5. Save both Word and STATA log files by your name (e.g.,
AdamSmith.doc, AdamSmith.log) and upload both to Turnitin/JISC. In
addition, submit only the first page of the Word file to the Department
Office (H209) before the deadline.
6. For questions required STATA outputs, report summary statistics as
Table 6.1 and summarize regression results as Table 7.1. Give each
table a title and attach all tables at the end of your course work. Do
not copy and paste STATA outputs to your answer.
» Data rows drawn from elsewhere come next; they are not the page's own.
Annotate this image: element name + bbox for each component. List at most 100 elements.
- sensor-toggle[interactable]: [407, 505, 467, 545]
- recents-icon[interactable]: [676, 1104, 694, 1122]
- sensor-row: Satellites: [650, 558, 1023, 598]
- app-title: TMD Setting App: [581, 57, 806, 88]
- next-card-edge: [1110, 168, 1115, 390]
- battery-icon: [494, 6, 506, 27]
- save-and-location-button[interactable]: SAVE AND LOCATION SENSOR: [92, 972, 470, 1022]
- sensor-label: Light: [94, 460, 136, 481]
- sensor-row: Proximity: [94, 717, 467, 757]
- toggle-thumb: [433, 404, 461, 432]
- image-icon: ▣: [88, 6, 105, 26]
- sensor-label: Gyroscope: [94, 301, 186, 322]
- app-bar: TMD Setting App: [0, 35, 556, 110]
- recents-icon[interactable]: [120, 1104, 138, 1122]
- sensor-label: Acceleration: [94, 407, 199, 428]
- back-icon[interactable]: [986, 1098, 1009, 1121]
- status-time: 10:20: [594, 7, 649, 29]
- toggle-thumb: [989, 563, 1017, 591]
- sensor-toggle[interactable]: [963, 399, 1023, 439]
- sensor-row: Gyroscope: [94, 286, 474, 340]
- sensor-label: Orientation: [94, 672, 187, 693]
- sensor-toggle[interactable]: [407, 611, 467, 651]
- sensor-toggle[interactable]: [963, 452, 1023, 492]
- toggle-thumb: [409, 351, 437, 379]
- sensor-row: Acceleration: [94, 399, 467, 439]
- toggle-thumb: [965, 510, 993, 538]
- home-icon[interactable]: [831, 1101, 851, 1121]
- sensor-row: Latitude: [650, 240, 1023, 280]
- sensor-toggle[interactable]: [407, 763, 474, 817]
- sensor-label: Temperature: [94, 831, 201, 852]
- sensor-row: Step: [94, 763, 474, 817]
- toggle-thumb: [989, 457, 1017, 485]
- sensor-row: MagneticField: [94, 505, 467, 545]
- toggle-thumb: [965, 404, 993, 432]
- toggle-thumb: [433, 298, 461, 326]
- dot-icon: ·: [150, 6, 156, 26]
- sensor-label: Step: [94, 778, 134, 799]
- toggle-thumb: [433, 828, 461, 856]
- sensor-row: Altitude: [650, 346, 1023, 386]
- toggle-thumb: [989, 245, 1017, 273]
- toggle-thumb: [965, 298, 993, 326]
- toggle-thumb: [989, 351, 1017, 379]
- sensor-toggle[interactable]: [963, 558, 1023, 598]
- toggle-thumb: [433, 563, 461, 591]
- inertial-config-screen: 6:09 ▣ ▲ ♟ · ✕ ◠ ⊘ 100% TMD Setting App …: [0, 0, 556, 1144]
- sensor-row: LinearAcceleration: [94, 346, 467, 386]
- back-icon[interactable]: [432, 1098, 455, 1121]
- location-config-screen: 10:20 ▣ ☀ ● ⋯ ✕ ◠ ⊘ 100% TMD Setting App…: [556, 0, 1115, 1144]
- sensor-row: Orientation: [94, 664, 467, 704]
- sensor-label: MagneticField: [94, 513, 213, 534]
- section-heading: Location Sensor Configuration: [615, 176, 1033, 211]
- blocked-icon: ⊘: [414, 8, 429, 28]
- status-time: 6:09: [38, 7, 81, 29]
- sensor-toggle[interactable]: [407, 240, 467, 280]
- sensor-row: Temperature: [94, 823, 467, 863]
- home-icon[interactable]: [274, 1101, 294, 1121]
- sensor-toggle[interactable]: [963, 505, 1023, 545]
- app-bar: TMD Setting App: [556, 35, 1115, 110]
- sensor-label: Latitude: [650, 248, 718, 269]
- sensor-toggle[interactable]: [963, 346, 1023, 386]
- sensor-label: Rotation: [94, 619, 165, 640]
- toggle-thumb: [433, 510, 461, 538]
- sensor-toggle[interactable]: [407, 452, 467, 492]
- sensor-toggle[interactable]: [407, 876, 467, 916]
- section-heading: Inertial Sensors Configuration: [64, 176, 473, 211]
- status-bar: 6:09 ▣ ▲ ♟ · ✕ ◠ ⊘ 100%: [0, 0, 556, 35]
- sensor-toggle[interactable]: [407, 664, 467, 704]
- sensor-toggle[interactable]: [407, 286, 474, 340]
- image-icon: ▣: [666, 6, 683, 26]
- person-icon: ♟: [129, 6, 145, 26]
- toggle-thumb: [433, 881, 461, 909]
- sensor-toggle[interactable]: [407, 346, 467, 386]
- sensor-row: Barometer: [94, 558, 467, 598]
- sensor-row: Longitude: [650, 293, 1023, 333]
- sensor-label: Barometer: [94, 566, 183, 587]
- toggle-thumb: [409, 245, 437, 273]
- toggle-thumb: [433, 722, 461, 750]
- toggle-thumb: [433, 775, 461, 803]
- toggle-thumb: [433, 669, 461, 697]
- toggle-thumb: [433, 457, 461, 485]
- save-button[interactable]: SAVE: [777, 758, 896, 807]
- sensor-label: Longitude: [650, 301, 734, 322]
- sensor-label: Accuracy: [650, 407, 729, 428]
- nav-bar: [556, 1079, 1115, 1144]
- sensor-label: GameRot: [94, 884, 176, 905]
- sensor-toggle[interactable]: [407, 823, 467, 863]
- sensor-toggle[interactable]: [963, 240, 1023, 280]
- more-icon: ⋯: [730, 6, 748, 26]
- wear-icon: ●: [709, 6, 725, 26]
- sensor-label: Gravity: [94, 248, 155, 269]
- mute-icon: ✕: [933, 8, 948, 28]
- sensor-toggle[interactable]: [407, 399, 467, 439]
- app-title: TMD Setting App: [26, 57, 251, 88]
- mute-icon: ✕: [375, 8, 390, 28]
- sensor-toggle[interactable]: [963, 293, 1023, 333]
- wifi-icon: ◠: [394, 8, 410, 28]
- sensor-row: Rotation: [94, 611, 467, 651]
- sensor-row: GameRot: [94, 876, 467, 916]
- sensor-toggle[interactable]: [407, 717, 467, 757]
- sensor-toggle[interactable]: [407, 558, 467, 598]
EC3333 and EC3333R © Royal Holloway and Bedford New College 2010
Question 1
Consider the regression model
Yi  1Xi  ui
for i=1,2,…,n.
a) Derive 1
ˆ
the OLS estimator for 1  .
[5 marks]
b) Show that 1
ˆ
a linear estimator.
[5 marks]
c) Show that 1
ˆ
is conditionally unbiased.
[5 marks]
d) Derive the conditional variance of the estimator 1
ˆ
.
[5 marks]
e) Describe Gauss-Markov conditions and theorem for 1
ˆ
given the model.
[5 marks]
f) Show Gauss-Markov theorem for 1
ˆ
given the model.
[10 marks]
(Total 35 Marks)
Question 2
Many sociologies and demographers hypothesize that women’s fertility choice depend onthe sex composition of earlier born children. If women prefer mixed-sex composition, theywould stop fertility sooner after having one girl and one boy at the two births, comparedthose with a same sex composition (e.g. Angrist and Evan’s article in 1998 published in theAmerican Economic Review; posted on http://www.1daixie.com/liuxueshengzuoye/Moodle). To examine this, download from Moodlefertility.dta, which contains 254,654 women from 1980 US Census who have at least 2children. See data descriptions on Moodle. Answer the following questions:
a) Use boy1st and boy2nd to generate samesex1 an indicator for same sex of the firsttwo births. Check if samesex1 replicated samesex in the data.
[5 marks]
b) Construct a table (called Table 1) to show the percent of women aged 21-35 whohave two or more children by the sex composition of children.
[5 marks]
c) Run a regression of having a third child (morekids) on the indicator for same sexcomposition (samesex). Is the hypothesis consistent with the regression result?
[5 marks]
TURN OVER
d) Mothers’ age can also affect fertility choice. Does controlling for the mother’s agechange the result in (c)?
[5 marks]
e) It’s likely that the preference for mixed sex composition differ across races, after
controlling for mothers’ age. Use F-test to test the importance of race dummies.
[5 marks]
f) If the sex composition of children indeed affects fertility choice, it might also affect
women’s labor supply. Run three regressions such as models (c), (d) and (e) but with
weeks worked in 1979 (weeksm1) as the dependent variable. Construct a table
(called Table 2) to summarize the estimation results. Discuss how the relationship
between the sex composition of children and women’s labor supply changes across
the specifications.
[10 marks]
(Total 35 Marks)
Question 3
The Bertrand and Hallock (2000) study (posted on Moodle) compares totalcompensation among top executives by gender in a a large set of U.S. public tradedcorporations in the 1990s. Let Female be an indicator for female. Their benchmark resultis
, 2.65.(0.05)
0.44
(0.01)
ln(earnings)  6.48  Female  u SER  (1)a) Interpret the estimated coefficient on Female.
[5 marks]
b) Does this regression suggest that female top executives earn less than top maleexecutives? Does this regression suggest that there is gender discrimination?
Explain.
[5 marks]
Two new variables, MarketValue the market value of the firm (a measure of firm size, inmillions of dollars) and Return the stock return (a measure of firm performance, inpercentage points), are added to the regression:earnings   Female  MarketValue  Re turn  u
(0.003)
0.004
(0.004)
0.37 ln( )
(0.04)
0.28
(0.03)
ln( ) 3.86 (2)
c) Interpret the estimated coefficient on Female.
[5 marks]
d)代写英国留学生论文 Interpret the estimated coefficient on ln(MarmetValue).
[5 marks]
e) Interpret the estimated coefficient on Return.
[5 marks]
TURN OVER
f) Discuss the omitted variable bias problem in model (1). Why model (1) overstatesthe gender wage differential?